The argument is very simple, and it's the foundation of modern political science – that's Lippman, Lasswell, and the other influential founders of the public intellectual
tradition. Not everyone, of course, but it's a very powerful mainstream tradition, and it goes way back in intellectual history, and it's understandable. How do you justify it? Always the same way. We’re somehow different from them; they are malleable, or maybe they have barbaric instincts, or something; and for their own good, we have to control them. For their own good, we have to keep them from running across the street.

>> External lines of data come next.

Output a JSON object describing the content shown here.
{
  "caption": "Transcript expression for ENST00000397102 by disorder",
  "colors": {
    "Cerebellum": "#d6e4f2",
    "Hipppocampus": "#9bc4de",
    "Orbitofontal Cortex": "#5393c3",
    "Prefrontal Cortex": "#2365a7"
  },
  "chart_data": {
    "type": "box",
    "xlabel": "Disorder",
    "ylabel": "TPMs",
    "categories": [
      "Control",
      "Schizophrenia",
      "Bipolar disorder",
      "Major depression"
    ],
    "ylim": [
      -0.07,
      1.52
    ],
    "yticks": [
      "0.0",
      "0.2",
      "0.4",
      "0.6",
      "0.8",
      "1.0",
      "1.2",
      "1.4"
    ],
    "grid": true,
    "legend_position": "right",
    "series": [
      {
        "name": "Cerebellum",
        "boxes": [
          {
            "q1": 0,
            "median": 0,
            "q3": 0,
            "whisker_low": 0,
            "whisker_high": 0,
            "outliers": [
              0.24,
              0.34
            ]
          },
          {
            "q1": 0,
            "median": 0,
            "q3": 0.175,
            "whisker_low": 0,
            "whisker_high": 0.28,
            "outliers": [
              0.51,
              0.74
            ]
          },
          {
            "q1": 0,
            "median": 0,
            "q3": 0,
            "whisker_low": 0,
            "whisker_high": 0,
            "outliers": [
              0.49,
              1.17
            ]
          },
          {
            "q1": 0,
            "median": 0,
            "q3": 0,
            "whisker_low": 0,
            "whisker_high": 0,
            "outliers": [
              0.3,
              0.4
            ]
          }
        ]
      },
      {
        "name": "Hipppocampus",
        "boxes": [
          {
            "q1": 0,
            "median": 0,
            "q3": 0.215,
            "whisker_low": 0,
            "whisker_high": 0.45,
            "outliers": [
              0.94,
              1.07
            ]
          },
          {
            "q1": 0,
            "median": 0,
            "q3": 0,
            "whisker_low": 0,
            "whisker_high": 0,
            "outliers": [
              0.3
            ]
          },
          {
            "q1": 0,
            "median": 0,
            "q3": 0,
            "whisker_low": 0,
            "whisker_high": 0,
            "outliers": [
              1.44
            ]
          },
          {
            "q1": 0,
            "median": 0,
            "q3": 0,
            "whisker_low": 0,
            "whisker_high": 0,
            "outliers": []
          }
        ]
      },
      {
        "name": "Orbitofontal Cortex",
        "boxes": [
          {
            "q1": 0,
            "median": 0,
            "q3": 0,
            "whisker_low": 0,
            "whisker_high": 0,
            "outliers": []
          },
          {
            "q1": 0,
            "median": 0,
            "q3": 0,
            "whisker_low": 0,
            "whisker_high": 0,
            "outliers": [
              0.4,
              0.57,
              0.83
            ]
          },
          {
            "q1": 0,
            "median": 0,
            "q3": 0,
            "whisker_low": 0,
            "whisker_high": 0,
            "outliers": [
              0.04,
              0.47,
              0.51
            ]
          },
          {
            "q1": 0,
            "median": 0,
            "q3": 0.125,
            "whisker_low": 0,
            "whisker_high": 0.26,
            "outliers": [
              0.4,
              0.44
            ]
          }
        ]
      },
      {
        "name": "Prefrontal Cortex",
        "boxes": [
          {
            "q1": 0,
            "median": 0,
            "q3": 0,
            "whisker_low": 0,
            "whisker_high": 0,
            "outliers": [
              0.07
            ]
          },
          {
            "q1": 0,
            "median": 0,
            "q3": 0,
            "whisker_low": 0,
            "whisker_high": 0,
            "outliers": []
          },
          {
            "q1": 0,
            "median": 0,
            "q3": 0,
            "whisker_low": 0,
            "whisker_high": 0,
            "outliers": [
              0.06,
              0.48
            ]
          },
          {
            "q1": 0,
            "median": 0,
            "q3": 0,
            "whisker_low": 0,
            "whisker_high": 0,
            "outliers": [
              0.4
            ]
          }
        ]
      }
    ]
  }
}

If you look at the way that this has been exercised, it's shocking. Take Mill
again. He's particularly interesting because it's hard to find a figure of higher moral integrity and intelligence. He was very knowledgeable. Why was
England trying to expand its control over India at that time? Partly just in revenge, because the Indians had dared to raise their heads, and they’re not allowed to do that. But in part it was because they were building the biggest
narcotrafficking empire in history. It's hard to imagine anything like it today. They were trying to gain a monopoly of opium so they could force their way into the Chinese market, which they couldn’t get into because their own goods were not competitive; and the only way that they could do it was try to turn it into a nation of drug addicts, by force. And they had to conquer large parts of India to try to gain that monopoly. This narcotrafficking empire was huge. It was the foundation for a lot of British capitalism and the British Empire. Mill wasn’t unaware of that. He was writing right at the time of the second opium war. Of course he knew; and it was being discussed all over the place in England. Interestingly, there were critics – the old-fashioned conservatives, classical liberals, such as Richard
Cobden: he thought it was horrendous. If you look today, Robert Byrd [who criticized the US invasion of Iraq] criticizes things [like this]; but [he and a few others are] relics of classical
liberalism. If you accept classical liberal principles, yes, it was horrendous. But that's on the margin of intellectual history, not mainstream. And for the mainstream – to get back to the original point – it's very convenient to think that humans have no nature and are malleable. I think this accounts for a lot.